I'm not saying I do or don't believe this(although it's pretty obvious isn't it)
Actually, no, there is nothing obvious to me about your beliefs. They seem to be based on some fundamental error but it's not clear to me exactly what that error is.
because it's irrelevant to the discussion and will only serve to derail the thread.
If all we do is rehash Galapagos we've served the purpose of the thread. But of course there are lots of other great subtopics already introduced by the pro-science posters here which are equally as relevant.
I don't think perfect copies are the norm, but I do think variation is the norm...
That's a good step. Next you need only decide whether spontaneous mutations occur (they do) and whether mutations can also be induced (yes) and your practically out of the bind.

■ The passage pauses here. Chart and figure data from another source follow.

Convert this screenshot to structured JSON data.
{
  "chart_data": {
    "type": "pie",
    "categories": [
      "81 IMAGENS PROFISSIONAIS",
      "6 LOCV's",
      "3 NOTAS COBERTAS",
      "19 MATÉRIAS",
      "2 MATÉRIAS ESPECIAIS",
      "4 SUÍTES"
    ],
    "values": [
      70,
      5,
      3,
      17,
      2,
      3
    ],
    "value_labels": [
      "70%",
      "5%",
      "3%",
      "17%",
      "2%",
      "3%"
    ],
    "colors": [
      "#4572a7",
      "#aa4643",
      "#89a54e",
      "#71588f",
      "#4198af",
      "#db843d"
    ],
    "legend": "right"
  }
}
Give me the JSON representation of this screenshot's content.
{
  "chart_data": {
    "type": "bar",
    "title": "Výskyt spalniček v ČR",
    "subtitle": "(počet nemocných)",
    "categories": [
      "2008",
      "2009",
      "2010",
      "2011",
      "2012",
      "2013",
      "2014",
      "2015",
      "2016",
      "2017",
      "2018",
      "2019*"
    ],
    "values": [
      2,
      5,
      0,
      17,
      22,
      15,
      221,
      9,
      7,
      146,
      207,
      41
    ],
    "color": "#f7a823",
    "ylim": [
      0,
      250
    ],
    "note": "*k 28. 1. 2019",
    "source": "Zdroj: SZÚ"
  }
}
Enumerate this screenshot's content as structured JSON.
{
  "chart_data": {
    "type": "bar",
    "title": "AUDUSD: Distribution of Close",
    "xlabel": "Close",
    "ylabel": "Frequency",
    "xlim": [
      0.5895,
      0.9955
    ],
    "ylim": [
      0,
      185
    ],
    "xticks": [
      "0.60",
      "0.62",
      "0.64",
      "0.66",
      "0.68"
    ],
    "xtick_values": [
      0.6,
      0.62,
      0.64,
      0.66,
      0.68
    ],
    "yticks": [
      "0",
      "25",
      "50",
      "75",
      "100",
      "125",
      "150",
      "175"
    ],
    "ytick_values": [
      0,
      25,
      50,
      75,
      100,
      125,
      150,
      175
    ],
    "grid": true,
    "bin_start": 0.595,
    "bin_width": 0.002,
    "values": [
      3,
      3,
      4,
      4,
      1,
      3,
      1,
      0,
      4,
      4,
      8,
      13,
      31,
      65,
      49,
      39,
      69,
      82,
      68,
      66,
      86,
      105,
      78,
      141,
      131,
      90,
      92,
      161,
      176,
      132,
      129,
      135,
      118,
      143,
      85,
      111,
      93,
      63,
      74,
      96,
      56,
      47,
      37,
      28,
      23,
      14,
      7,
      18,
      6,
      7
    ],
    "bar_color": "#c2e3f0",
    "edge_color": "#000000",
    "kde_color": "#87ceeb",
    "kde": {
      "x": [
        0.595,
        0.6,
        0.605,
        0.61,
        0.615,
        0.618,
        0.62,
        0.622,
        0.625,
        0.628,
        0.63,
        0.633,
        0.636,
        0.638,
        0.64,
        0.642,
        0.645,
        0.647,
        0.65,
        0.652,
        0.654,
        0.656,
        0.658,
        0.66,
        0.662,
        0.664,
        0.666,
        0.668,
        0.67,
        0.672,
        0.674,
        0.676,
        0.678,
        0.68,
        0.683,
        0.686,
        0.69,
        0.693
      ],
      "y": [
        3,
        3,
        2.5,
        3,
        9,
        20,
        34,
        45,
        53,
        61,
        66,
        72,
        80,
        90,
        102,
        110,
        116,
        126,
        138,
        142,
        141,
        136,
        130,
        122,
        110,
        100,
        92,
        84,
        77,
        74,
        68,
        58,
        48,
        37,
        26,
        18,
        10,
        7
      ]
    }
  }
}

without the assistance of mutation.
Oops. That contradicts massive evidence. Even to get genetic drift (which seems to be your preference over mutation) the availability of alleles is governed by the prior mutations which introduced those variations into the pool.
In other words, if mutations suddenly ceased happening, species would still continue to adapt and change just as they always do, and just as Darwin's finches did.
That's impossible in the real world. And of course it's moot since mutation is the clearest evidence which debunks special creation, and it does so in real time (contrary to the "you can't prove it's happening now" claim). Even the Catholics found it intolerable to think that God is so obsessive-compulsive that he simply can't stand to leave his little monsters alone.
Given that DNA is so well understood these days, relative to the evidence that confronted Darwin, what other building blocks would you introduce, and why? And why would you think that DNA does not spontaneously mutate from generation to generation?